Make your resume project specific. You should have different resumes based on the particular jobs you are searching for. If you are a C# developer, you should only focus on C# projects. Don’t list the Perl projects for example. When you apply to particular job openings print out the job description and list on your resume similar projects that you have worked on that the employer is looking for.

Don’t forget the basics. After your name, address, and contact information list the software packages with versions you have worked on in the last 10 years, ERP’s, platforms, etc. List the different Industries you have worked with, transportation, grocery, retail and list the common maps you have built, 850, 856, 810, 201, 201, etc. This gives the manager a snapshot of your experience. Now they want to use that as a reference and go see where you actually did this work. This is very important. If you list something in your technical summary you must list it in your experience section.

Experience. List thResumee end client and the dates and years you worked there. You wouldn’t believe how many resumes I see that just list their consulting firm and/or their personal LLC. and just list another summary of experience. This brings up a great question you might have. I have consultants that work on multiple projects at a time and can’t list everything because it would make the resume too long. Simple, have a full resume that you can pull from to customize it for the role you are applying for. If you want to work on Sterling File Gateway it doesn’t make sense to list all of your Gentran Server experience.

After you list the client put down a couple of sentences about the client themselves. For example, Grocery Chain Fortune 100 with 10,000 employees in the US grossing $10 Billion a year. Then list the projects that you worked on with that client and keep to what your accomplishments were for the client only. Stay away from the language you worked on a team that accomplished this. If you are a mapper list the transactions you mapped and how many.

Lastly, list the software with versions, ERP’s, communication, X12. Just describe the environment you worked in just on the EDI side.

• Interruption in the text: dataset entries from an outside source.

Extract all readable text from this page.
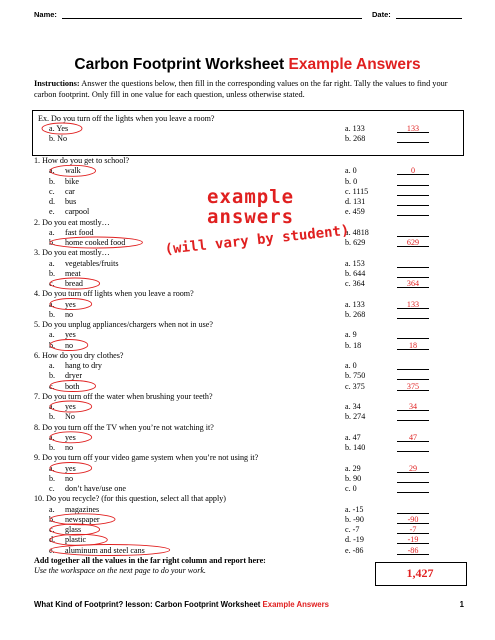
Name:	Date:
Carbon Footprint Worksheet Example Answers
Instructions: Answer the questions below, then fill in the corresponding values on the far right. Tally the values to find your carbon footprint. Only fill in one value for each question, unless otherwise stated.
Ex. Do you turn off the lights when you leave a room?
a. Yes	a. 133	133
b. No	b. 268
1. How do you get to school?
a. walk	a. 0	0
b. bike	b. 0
c. car	c. 1115
d. bus	d. 131
e. carpool	e. 459
2. Do you eat mostly…
a. fast food	a. 4818
b. home cooked food	b. 629	629
3. Do you eat mostly…
a. vegetables/fruits	a. 153
b. meat	b. 644
c. bread	c. 364	364
4. Do you turn off lights when you leave a room?
a. yes	a. 133	133
b. no	b. 268
5. Do you unplug appliances/chargers when not in use?
a. yes	a. 9
b. no	b. 18	18
6. How do you dry clothes?
a. hang to dry	a. 0
b. dryer	b. 750
c. both	c. 375	375
7. Do you turn off the water when brushing your teeth?
a. yes	a. 34	34
b. No	b. 274
8. Do you turn off the TV when you’re not watching it?
a. yes	a. 47	47
b. no	b. 140
9. Do you turn off your video game system when you’re not using it?
a. yes	a. 29	29
b. no	b. 90
c. don’t have/use one	c. 0
10. Do you recycle? (for this question, select all that apply)
a. magazines	a. -15
b. newspaper	b. -90	-90
c. glass	c. -7	-7
d. plastic	d. -19	-19
e. aluminum and steel cans	e. -86	-86
example
answers
(will vary by student)
Add together all the values in the far right column and report here:
Use the workspace on the next page to do your work.	1,427
What Kind of Footprint? lesson: Carbon Footprint Worksheet Example Answers	1
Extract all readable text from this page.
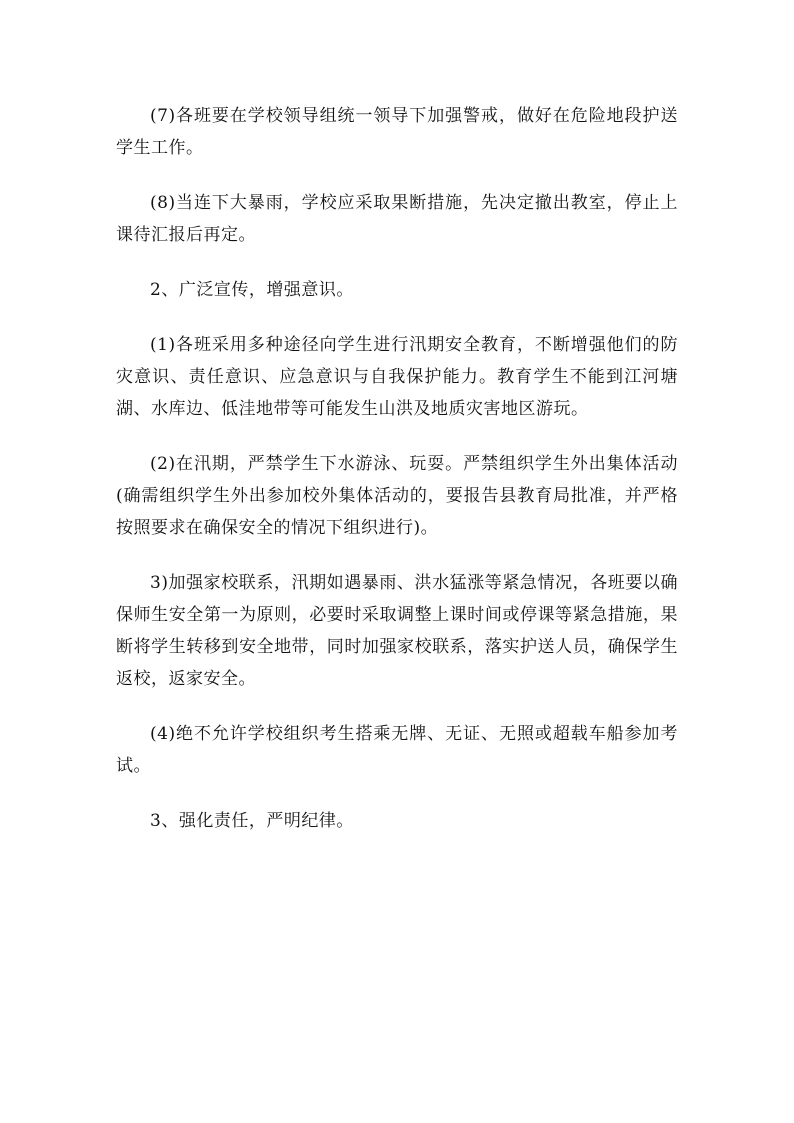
(7)各班要在学校领导组统一领导下加强警戒，做好在危险地段护送学生工作。

(8)当连下大暴雨，学校应采取果断措施，先决定撤出教室，停止上课待汇报后再定。

2、广泛宣传，增强意识。

(1)各班采用多种途径向学生进行汛期安全教育，不断增强他们的防灾意识、责任意识、应急意识与自我保护能力。教育学生不能到江河塘湖、水库边、低洼地带等可能发生山洪及地质灾害地区游玩。

(2)在汛期，严禁学生下水游泳、玩耍。严禁组织学生外出集体活动(确需组织学生外出参加校外集体活动的，要报告县教育局批准，并严格按照要求在确保安全的情况下组织进行)。

3)加强家校联系，汛期如遇暴雨、洪水猛涨等紧急情况，各班要以确保师生安全第一为原则，必要时采取调整上课时间或停课等紧急措施，果断将学生转移到安全地带，同时加强家校联系，落实护送人员，确保学生返校，返家安全。

(4)绝不允许学校组织考生搭乘无牌、无证、无照或超载车船参加考试。

3、强化责任，严明纪律。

Use Keywords. Hiring managers are getting multiple resumes from multiple sources. I have found that Human Resources and Managers alike look for keywords on your resume and the more they see it the better they feel about your technical experience. It is similar to Google’s Analytics where your webpages are rated higher and show up on the first page of a search because you have listed that keyword multiple times on your page.

Education. Lastly, list your highest level of Education that you completed. You do not need to list any volunteer work, hobbies, etc. You also don’t need to put your picture or format your resume in anyway. Remember, you are looking for an opportunity in EDI not a graphic design position. Keep your resume simple and to the point. Your resume should be a snapshot of your experience.

With these simple changes, you should improve the results you will get from the job boards, recruiters, and your clients.